Sur son préjudice financier :
La requérante indique avoir nécessairement souffert d’un préjudice financier. Elle justifie sa demande par le fait de ne pas avoir été en mesure de remettre l’appartement en location le temps des travaux de réfection.
En réponse, [I] [R] et [E] [F] se réfère également à leurs dernières écritures, reprises oralement à l’audience, et demandent de :
Les condamner à payer à [S] [T] épouse [D] la somme de 240,70 € au titre des loyers impayés ;
Les condamner à lui verser la somme totale de 587,79 € au titre des réparations locatives ;
Les condamner au paiement de la moitié du cout du procès-verbal de commissaire de justice ;
Ordonner la compensation des sommes dues avec la caution versée lors de la conclusion du bail ;
Au soutien,
Sur le paiement des loyers impayés :
[I] [R] et [E] [F] ne contestent pas l’existence d’une dette de loyer qu’ils estiment du 1er au 8 février 2023, précisant toutefois que cette dette serait d’un montant de 240, 70 euros.

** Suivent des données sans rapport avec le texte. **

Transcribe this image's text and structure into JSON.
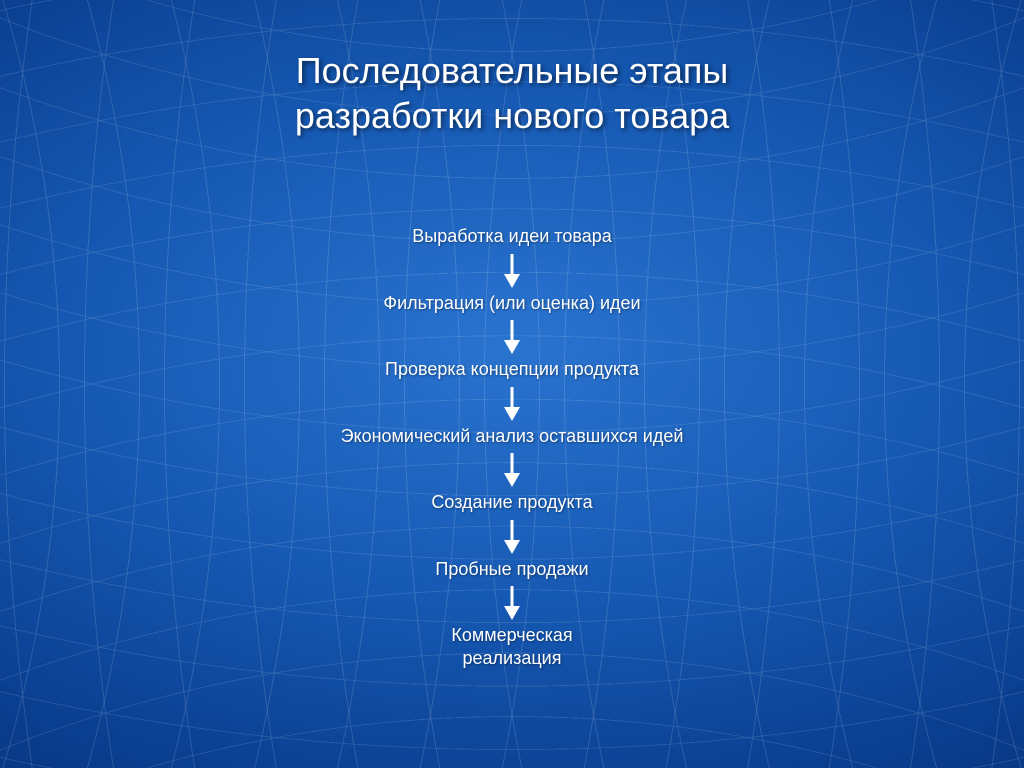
{
  "title": "Последовательные этапы\nразработки нового товара",
  "flowchart": {
    "type": "flowchart",
    "direction": "vertical",
    "text_color": "#ffffff",
    "arrow_color": "#ffffff",
    "title_fontsize": 36,
    "step_fontsize": 18,
    "arrow_length": 26,
    "arrow_head_width": 16,
    "arrow_stroke_width": 3,
    "background": {
      "type": "radial-globe-grid",
      "colors": [
        "#2a74d0",
        "#1659b3",
        "#0a3e8f",
        "#062a6a",
        "#041d4b"
      ],
      "grid_line_color": "#ffffff",
      "grid_line_opacity": 0.22
    },
    "steps": [
      "Выработка идеи товара",
      "Фильтрация (или оценка) идеи",
      "Проверка концепции продукта",
      "Экономический анализ оставшихся идей",
      "Создание продукта",
      "Пробные продажи",
      "Коммерческая\nреализация"
    ]
  }
}
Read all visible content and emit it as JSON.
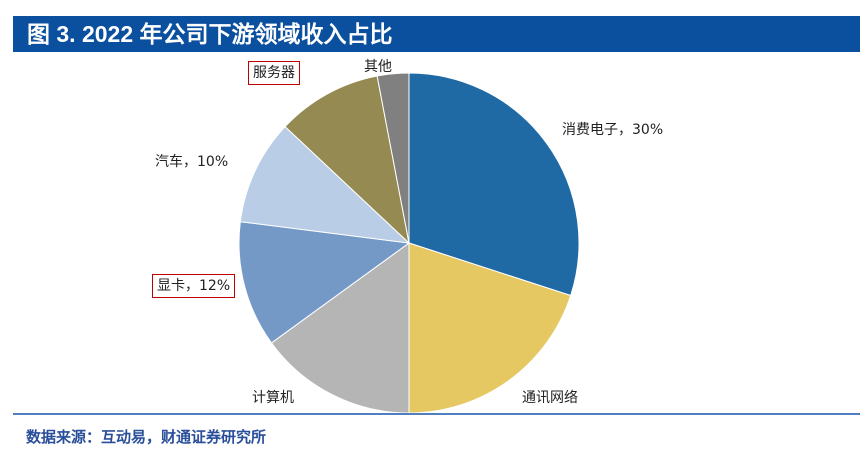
{
  "header": {
    "title": "图 3. 2022 年公司下游领域收入占比"
  },
  "chart_data": {
    "type": "pie",
    "title": "图 3. 2022 年公司下游领域收入占比",
    "start": "top, clockwise",
    "slices": [
      {
        "name": "消费电子",
        "value": 30,
        "label": "消费电子，30%",
        "color": "#1f69a5",
        "highlighted": false
      },
      {
        "name": "通讯网络",
        "value": 20,
        "label": "通讯网络",
        "color": "#e5c862",
        "highlighted": false
      },
      {
        "name": "计算机",
        "value": 15,
        "label": "计算机",
        "color": "#b5b5b5",
        "highlighted": false
      },
      {
        "name": "显卡",
        "value": 12,
        "label": "显卡，12%",
        "color": "#7499c7",
        "highlighted": true
      },
      {
        "name": "汽车",
        "value": 10,
        "label": "汽车，10%",
        "color": "#b9cde6",
        "highlighted": false
      },
      {
        "name": "服务器",
        "value": 10,
        "label": "服务器",
        "color": "#958a51",
        "highlighted": true
      },
      {
        "name": "其他",
        "value": 3,
        "label": "其他",
        "color": "#808080",
        "highlighted": false
      }
    ]
  },
  "footer": {
    "source": "数据来源：互动易，财通证券研究所"
  }
}
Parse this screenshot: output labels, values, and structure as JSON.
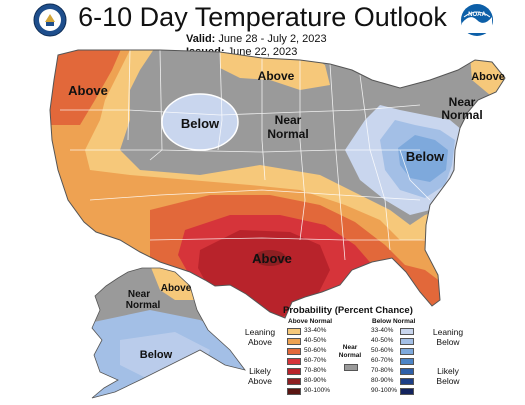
{
  "header": {
    "title": "6-10 Day Temperature Outlook",
    "valid_label": "Valid:",
    "valid_value": "June 28 - July 2, 2023",
    "issued_label": "Issued:",
    "issued_value": "June 22, 2023"
  },
  "logos": {
    "left": "commerce-seal",
    "right": "noaa-logo",
    "right_text": "NOAA"
  },
  "map_labels": {
    "pnw": "Above",
    "mt_north": "Above",
    "rockies": "Below",
    "central_near_1": "Near",
    "central_near_2": "Normal",
    "maine": "Above",
    "ne_near_1": "Near",
    "ne_near_2": "Normal",
    "east_below": "Below",
    "texas": "Above",
    "ak_above": "Above",
    "ak_near_1": "Near",
    "ak_near_2": "Normal",
    "ak_below": "Below"
  },
  "legend": {
    "title": "Probability (Percent Chance)",
    "above_header": "Above Normal",
    "below_header": "Below Normal",
    "near_label_1": "Near",
    "near_label_2": "Normal",
    "leaning_above_1": "Leaning",
    "leaning_above_2": "Above",
    "likely_above_1": "Likely",
    "likely_above_2": "Above",
    "leaning_below_1": "Leaning",
    "leaning_below_2": "Below",
    "likely_below_1": "Likely",
    "likely_below_2": "Below",
    "ranges": [
      "33-40%",
      "40-50%",
      "50-60%",
      "60-70%",
      "70-80%",
      "80-90%",
      "90-100%"
    ],
    "above_colors": [
      "#f6c87a",
      "#eea252",
      "#e2683a",
      "#d6343a",
      "#b8232b",
      "#8e1f22",
      "#5a1512"
    ],
    "below_colors": [
      "#c9d6ee",
      "#a3bfe6",
      "#7ea9dc",
      "#4c84c6",
      "#2e5fa8",
      "#1d3f86",
      "#13235e"
    ],
    "near_color": "#9a9a9a"
  }
}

Sur la demande de réparation des dommages locatifs :
Il se prévalent des dispositions de l’article 4 du chapitre II du décret du 30 mars 2016 fixant les modalités d’établissement de l’état des lieux et de prise en compte de la vétusté des logements.

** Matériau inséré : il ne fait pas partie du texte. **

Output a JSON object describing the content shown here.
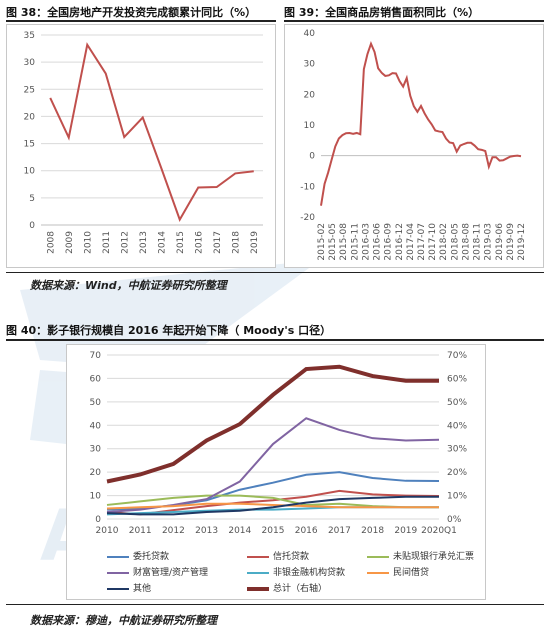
{
  "fig38": {
    "title": "图 38：全国房地产开发投资完成额累计同比（%）"
  },
  "fig39": {
    "title": "图 39：全国商品房销售面积同比（%）"
  },
  "source1": "数据来源：Wind，中航证券研究所整理",
  "fig40": {
    "title": "图 40：影子银行规模自 2016 年起开始下降（ Moody's 口径）"
  },
  "source2": "数据来源：穆迪，中航证券研究所整理",
  "watermark_text": "AVI",
  "colors": {
    "red_line": "#c0504d",
    "grid": "#d9d9d9"
  },
  "chart_data": [
    {
      "type": "line",
      "id": "fig38",
      "categories": [
        "2008",
        "2009",
        "2010",
        "2011",
        "2012",
        "2013",
        "2014",
        "2015",
        "2016",
        "2017",
        "2018",
        "2019"
      ],
      "series": [
        {
          "values": [
            23.4,
            16.1,
            33.2,
            27.9,
            16.2,
            19.8,
            10.5,
            1.0,
            6.9,
            7.0,
            9.5,
            9.9
          ],
          "color": "#c0504d"
        }
      ],
      "ylim": [
        0,
        35
      ],
      "yticks": [
        0,
        5,
        10,
        15,
        20,
        25,
        30,
        35
      ],
      "grid": "horizontal"
    },
    {
      "type": "line",
      "id": "fig39",
      "xtick_labels": [
        "2015-02",
        "2015-05",
        "2015-08",
        "2015-11",
        "2016-03",
        "2016-06",
        "2016-09",
        "2016-12",
        "2017-04",
        "2017-07",
        "2017-10",
        "2018-02",
        "2018-05",
        "2018-08",
        "2018-11",
        "2019-03",
        "2019-06",
        "2019-09",
        "2019-12"
      ],
      "series": [
        {
          "values": [
            -16.3,
            -9.2,
            -5.5,
            -1.2,
            3.0,
            5.6,
            6.7,
            7.3,
            7.4,
            7.1,
            7.4,
            7.0,
            28.2,
            33.1,
            36.5,
            33.8,
            28.5,
            27.0,
            26.0,
            26.2,
            26.9,
            26.8,
            24.3,
            22.5,
            25.3,
            19.5,
            16.1,
            14.3,
            16.2,
            13.8,
            11.8,
            10.2,
            8.2,
            7.9,
            7.7,
            5.6,
            4.3,
            4.1,
            1.3,
            3.3,
            3.8,
            4.2,
            4.2,
            3.3,
            2.1,
            1.9,
            1.5,
            -3.6,
            -0.5,
            -0.5,
            -1.6,
            -1.5,
            -0.9,
            -0.3,
            -0.1,
            0.0,
            -0.2
          ],
          "color": "#c0504d"
        }
      ],
      "ylim": [
        -20,
        40
      ],
      "yticks": [
        -20,
        -15,
        -10,
        -5,
        0,
        5,
        10,
        15,
        20,
        25,
        30,
        35,
        40
      ],
      "grid": "none"
    },
    {
      "type": "line",
      "id": "fig40",
      "categories": [
        "2010",
        "2011",
        "2012",
        "2013",
        "2014",
        "2015",
        "2016",
        "2017",
        "2018",
        "2019",
        "2020Q1"
      ],
      "ylim": [
        0,
        70
      ],
      "yticks": [
        0,
        10,
        20,
        30,
        40,
        50,
        60,
        70
      ],
      "y2lim": [
        0,
        70
      ],
      "y2ticks": [
        "0%",
        "10%",
        "20%",
        "30%",
        "40%",
        "50%",
        "60%",
        "70%"
      ],
      "series": [
        {
          "name": "委托贷款",
          "color": "#4f81bd",
          "values": [
            4.0,
            4.5,
            5.8,
            8.0,
            12.5,
            15.5,
            18.9,
            20.0,
            17.5,
            16.3,
            16.2
          ]
        },
        {
          "name": "信托贷款",
          "color": "#c0504d",
          "values": [
            3.0,
            2.0,
            3.8,
            5.5,
            7.0,
            8.0,
            9.5,
            12.0,
            10.5,
            10.0,
            9.8
          ]
        },
        {
          "name": "未贴现银行承兑汇票",
          "color": "#9bbb59",
          "values": [
            6.0,
            7.5,
            9.0,
            10.0,
            10.0,
            9.0,
            6.0,
            6.5,
            5.5,
            5.0,
            5.0
          ]
        },
        {
          "name": "财富管理/资产管理",
          "color": "#8064a2",
          "values": [
            3.0,
            4.0,
            6.0,
            8.5,
            16.0,
            32.0,
            43.0,
            38.0,
            34.5,
            33.5,
            33.8
          ]
        },
        {
          "name": "非银金融机构贷款",
          "color": "#4bacc6",
          "values": [
            2.0,
            2.5,
            3.0,
            3.5,
            4.0,
            4.0,
            4.5,
            5.0,
            5.0,
            5.0,
            5.0
          ]
        },
        {
          "name": "民间借贷",
          "color": "#f79646",
          "values": [
            4.5,
            5.0,
            5.5,
            6.5,
            6.5,
            6.0,
            5.5,
            5.0,
            5.0,
            5.0,
            5.0
          ]
        },
        {
          "name": "其他",
          "color": "#1f3864",
          "values": [
            2.5,
            2.0,
            2.0,
            3.0,
            3.5,
            5.0,
            7.0,
            8.5,
            9.0,
            9.5,
            9.5
          ]
        },
        {
          "name": "总计（右轴）",
          "color": "#7f2f2c",
          "axis": "right",
          "thick": true,
          "values": [
            16.0,
            19.0,
            23.5,
            33.5,
            40.5,
            53.0,
            64.0,
            65.0,
            61.0,
            59.0,
            59.0
          ]
        }
      ]
    }
  ]
}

Ils soutiennent avoir respecté l’obligation d’entretien du logement.
Ils rappellent avoir occupé l’appartement pendant 18 ans, soit du 1er février 2006 au 8 février 2024. A cet égard, ils considèrent que les dommages évoqués par la requérante sur certains matériaux et équipement du logement résultent pour partie de l’usage normal des lieux dont la vétusté préexistait à leur entrée dans les lieux et se réfèrent au procès-verbal d’entrée du 1er février 2006.
Par ailleurs, ils observent que certaines dégradations évoquées par la requérante ne figurent pas dans l’état des lieux de sortie. De plus, ils observent que certains désordres évoqués par la requérante sont absents de l’état des lieux de sortie réalisé par commissaire de Justice. Ils soulignent également que les lieux sont demeurés en l’état, la requérante n’ayant réalisé aucuns travaux de réfection durant la période d’occupation.

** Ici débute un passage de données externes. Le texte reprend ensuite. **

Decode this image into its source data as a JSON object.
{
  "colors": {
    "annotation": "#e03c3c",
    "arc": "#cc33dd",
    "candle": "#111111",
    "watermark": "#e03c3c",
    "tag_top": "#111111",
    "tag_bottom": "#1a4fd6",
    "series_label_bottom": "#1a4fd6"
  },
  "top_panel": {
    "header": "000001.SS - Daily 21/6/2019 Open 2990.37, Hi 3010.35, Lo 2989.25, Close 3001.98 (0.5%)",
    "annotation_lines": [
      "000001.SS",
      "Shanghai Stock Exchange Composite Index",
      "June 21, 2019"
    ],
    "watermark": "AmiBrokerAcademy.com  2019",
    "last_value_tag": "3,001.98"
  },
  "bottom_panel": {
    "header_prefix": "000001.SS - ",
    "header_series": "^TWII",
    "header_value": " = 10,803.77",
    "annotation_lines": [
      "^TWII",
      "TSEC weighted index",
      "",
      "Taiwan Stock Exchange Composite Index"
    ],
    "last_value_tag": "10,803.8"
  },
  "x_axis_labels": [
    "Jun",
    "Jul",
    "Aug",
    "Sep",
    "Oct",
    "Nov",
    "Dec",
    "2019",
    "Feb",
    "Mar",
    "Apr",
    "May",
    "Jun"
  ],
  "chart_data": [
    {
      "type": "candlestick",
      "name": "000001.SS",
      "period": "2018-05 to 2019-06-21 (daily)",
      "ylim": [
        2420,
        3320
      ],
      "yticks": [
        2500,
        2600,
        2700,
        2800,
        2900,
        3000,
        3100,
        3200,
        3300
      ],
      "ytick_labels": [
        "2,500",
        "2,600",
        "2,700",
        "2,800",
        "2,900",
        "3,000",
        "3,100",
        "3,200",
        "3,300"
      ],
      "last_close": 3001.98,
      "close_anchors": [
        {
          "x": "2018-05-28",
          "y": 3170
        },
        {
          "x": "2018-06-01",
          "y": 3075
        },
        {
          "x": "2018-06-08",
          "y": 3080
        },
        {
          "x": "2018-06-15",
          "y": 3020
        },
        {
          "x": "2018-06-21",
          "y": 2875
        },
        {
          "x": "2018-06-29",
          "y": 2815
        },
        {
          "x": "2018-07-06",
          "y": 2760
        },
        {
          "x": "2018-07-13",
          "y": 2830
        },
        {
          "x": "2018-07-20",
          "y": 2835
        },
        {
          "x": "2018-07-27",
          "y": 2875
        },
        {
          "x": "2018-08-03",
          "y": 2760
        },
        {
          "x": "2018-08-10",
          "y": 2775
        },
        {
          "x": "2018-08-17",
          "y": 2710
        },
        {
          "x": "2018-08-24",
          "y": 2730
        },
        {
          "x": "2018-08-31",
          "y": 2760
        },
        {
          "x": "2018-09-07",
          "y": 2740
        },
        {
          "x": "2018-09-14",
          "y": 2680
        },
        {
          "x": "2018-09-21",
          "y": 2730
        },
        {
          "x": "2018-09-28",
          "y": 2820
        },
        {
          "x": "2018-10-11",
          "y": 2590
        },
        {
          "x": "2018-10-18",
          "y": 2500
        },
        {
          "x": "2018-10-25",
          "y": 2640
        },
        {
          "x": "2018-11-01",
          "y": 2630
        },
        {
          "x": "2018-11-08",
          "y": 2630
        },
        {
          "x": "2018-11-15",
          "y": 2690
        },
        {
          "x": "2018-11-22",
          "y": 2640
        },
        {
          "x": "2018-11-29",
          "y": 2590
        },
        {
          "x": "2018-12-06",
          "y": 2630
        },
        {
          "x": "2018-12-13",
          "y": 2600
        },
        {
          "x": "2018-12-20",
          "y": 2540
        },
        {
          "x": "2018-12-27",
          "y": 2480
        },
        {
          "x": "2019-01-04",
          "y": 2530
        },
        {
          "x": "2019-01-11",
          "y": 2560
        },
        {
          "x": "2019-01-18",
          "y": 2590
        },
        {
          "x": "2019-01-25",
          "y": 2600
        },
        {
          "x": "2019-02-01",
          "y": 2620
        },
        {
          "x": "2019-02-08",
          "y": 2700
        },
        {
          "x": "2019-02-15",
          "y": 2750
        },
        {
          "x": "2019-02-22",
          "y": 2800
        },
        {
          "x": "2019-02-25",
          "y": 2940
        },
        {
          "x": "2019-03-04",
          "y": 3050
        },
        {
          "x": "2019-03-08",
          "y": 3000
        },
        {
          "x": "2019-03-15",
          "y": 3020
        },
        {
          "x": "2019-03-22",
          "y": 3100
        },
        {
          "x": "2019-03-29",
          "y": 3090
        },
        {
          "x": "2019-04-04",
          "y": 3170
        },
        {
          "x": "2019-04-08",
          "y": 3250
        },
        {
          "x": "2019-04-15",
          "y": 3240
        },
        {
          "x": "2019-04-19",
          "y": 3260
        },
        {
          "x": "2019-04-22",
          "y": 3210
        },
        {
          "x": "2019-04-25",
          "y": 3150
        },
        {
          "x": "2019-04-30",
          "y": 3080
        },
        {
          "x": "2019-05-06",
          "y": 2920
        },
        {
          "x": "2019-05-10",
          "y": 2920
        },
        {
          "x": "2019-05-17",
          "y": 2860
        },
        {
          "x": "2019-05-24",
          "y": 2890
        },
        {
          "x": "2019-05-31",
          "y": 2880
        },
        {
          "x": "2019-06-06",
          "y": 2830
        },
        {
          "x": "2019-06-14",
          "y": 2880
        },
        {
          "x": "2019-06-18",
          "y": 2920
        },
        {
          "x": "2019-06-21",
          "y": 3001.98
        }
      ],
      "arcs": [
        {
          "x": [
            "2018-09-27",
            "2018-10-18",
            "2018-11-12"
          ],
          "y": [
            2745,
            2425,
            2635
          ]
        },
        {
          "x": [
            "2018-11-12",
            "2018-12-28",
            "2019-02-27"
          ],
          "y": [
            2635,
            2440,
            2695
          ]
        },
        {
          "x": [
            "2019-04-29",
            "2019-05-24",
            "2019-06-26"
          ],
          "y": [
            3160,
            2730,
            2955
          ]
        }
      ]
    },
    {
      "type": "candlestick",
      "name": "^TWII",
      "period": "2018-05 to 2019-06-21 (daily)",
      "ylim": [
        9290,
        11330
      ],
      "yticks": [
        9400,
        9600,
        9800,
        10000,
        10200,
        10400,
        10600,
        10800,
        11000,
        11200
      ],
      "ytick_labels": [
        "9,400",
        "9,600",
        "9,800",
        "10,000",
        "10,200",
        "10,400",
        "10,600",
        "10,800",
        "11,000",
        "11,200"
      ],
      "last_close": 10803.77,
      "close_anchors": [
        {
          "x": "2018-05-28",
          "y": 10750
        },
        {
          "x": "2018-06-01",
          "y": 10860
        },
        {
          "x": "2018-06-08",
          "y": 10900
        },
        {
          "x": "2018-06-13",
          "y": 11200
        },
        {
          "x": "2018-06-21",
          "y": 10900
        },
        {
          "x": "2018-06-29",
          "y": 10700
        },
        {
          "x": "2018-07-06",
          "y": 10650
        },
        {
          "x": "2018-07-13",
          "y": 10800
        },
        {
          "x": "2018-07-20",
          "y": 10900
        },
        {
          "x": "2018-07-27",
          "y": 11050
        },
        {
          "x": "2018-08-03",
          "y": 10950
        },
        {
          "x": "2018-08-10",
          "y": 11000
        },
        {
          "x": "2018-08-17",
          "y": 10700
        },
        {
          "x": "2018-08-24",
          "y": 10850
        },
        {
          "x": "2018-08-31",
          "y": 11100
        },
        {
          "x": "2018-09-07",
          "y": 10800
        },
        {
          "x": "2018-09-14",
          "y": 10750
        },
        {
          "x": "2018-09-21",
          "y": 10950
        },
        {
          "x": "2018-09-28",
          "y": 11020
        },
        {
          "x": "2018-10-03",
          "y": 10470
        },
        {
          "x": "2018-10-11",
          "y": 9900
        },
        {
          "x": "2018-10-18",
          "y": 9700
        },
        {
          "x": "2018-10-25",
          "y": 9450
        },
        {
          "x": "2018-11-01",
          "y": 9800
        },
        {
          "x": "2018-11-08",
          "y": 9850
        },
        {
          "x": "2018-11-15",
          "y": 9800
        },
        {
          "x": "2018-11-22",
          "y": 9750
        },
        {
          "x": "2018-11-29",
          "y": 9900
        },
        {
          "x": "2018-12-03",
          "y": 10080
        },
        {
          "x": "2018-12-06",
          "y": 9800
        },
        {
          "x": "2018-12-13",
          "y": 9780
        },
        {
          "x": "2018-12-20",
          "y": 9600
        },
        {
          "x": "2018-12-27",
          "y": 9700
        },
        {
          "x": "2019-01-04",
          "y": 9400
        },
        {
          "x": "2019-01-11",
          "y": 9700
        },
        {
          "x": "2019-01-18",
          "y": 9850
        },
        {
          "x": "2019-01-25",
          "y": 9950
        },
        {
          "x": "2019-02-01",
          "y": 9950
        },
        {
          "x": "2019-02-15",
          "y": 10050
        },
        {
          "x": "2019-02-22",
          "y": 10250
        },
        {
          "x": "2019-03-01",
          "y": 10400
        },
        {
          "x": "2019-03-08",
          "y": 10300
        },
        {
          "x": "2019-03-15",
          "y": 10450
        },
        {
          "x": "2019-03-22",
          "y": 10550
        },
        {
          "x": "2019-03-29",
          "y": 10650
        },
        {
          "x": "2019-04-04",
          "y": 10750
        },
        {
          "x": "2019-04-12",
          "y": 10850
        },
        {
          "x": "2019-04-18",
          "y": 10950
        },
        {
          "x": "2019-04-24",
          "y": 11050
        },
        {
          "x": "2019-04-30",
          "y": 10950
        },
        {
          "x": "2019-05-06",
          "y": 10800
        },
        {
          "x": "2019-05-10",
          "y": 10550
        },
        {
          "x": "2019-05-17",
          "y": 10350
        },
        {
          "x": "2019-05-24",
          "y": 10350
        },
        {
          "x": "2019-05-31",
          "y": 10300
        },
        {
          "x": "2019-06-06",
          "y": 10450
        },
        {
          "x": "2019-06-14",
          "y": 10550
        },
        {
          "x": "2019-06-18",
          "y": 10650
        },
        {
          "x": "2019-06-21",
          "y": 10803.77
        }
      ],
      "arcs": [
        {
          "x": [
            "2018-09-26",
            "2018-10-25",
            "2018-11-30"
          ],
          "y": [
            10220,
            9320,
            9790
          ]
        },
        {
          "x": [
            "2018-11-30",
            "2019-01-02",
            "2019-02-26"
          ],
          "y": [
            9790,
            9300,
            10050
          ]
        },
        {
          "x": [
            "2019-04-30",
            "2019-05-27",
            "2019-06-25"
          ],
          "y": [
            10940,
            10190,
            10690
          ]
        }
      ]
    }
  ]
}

Concernant les dégradations liées aux différents dégâts des eaux, ils assurent les avoir systématiquement signalés ce qui donnait lieu à des investigations sur la recherche de leur origine. Selon eux, l’humidité résultant de ces infiltrations expliquent l’humidité observé par le commissaire de Justice lors de l’état des lieux de sorties ainsi que les dégradations observées sur les peintures et tapisseries.
Ils soulignent également que l’origine de ces infiltrations se situe à l’extérieur de l’appartement, dans les parties communes relevant de la copropriété.
Sur le préjudice financier :
Il conteste toute responsabilité sur ce point, rappelant que des travaux de réfection étaient nécessaires compte tenu de la durée importante d’occupation des lieux et de l’origine des infiltrations.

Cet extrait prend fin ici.